CONCORD, N.H. — New Hampshire Attorney General Michael Delaney said Friday that after a thorough review, he will not pursue a criminal investigation into the 2003 death of a Massachusetts boy, despite pleas from the family to reopen the case.
Delaney said there was insufficient evidence to pursue the case of Patric McCarthy, 10, of Cape Cod who was found dead in the White Mountains after he went missing during a family vacation.
State police, New Hampshire Fish and Game Department agents and federal investigators hiked the area last September “to assess the concerns that potentially the body had been dumped there,” Delaney said.
“Over the course of the past six months, I completed an independent review of the case file,” Delaney said. “There has been an extensive amount of follow-up, investigative work in this case, and I have reviewed all of that and do not believe that additional investigative steps are warranted at this time.”

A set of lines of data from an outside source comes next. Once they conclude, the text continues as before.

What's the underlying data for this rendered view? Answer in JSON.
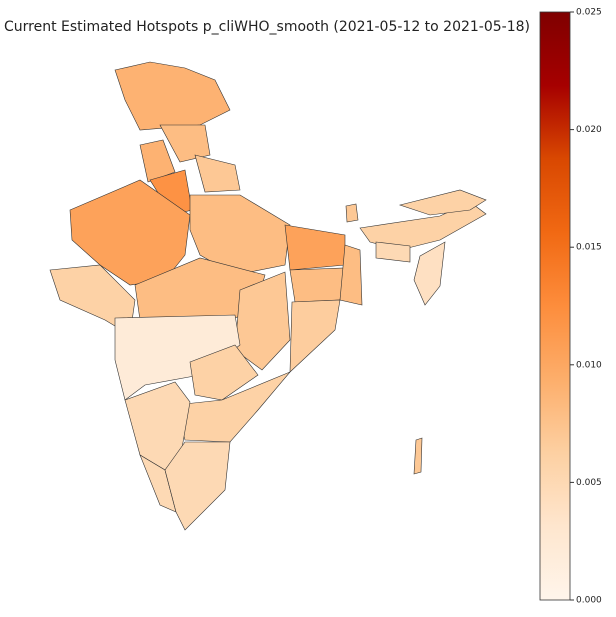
{
  "chart_data": {
    "type": "choropleth",
    "title": "Current Estimated Hotspots p_cliWHO_smooth (2021-05-12 to 2021-05-18)",
    "categories": [
      null,
      null,
      null,
      null,
      null,
      null,
      null,
      null,
      null,
      null,
      null,
      null,
      null,
      null,
      null,
      null,
      null,
      null,
      null,
      null,
      null,
      null,
      null,
      null,
      null,
      null
    ],
    "values": [
      0.009,
      0.008,
      0.009,
      0.007,
      0.012,
      0.0105,
      0.008,
      0.0105,
      0.006,
      0.008,
      0.008,
      0.008,
      0.007,
      0.0065,
      0.002,
      0.006,
      0.006,
      0.005,
      0.005,
      0.005,
      0.006,
      0.006,
      0.005,
      0.004,
      0.007,
      0.007
    ],
    "colormap": [
      "#fff5eb",
      "#fee6ce",
      "#fdd0a2",
      "#fdae6b",
      "#fd8d3c",
      "#f16913",
      "#d94801",
      "#a60000",
      "#7f0000"
    ],
    "clim": [
      0,
      0.025
    ],
    "cticks": [
      {
        "value": 0,
        "label": "0.000"
      },
      {
        "value": 0.005,
        "label": "0.005"
      },
      {
        "value": 0.01,
        "label": "0.010"
      },
      {
        "value": 0.015,
        "label": "0.015"
      },
      {
        "value": 0.02,
        "label": "0.020"
      },
      {
        "value": 0.025,
        "label": "0.025"
      }
    ]
  }
}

The boy was reported missing while vacationing with his family in Lincoln over the Columbus Day weekend. His stepbrothers said he was racing them 300 yards back to the family’s condominium and got lost. He was found dead four days later after an extensive search.
An autopsy concluded Patric died of hypothermia. But his family has tried to get prosecutors to reopen the case as a homicide investigation.
Delaney said if additional, credible evidence were found, his office would conduct another review.
“I’m very disappointed,” said Deanne Murray, Patric’s mother, of Buzzards Bay, Mass. “My son was murdered. This was no accident.”
She said a private investigator assembled accounts from four pathologists who do not believe Patric died of hypothermia.
“This is not a hypothermia case,” she said. “His clothes were never found, hat was never found, his coat was never found. He had bruising on his gumline, he had dirt up his nose, he was straight out in a prone position, he had lesions on his face. I mean come on, it’s ridiculous.”
Patric’s body was found face down about 2 1/4 miles from the condo, in difficult terrain and about 1,400 feet higher than where he was last seen.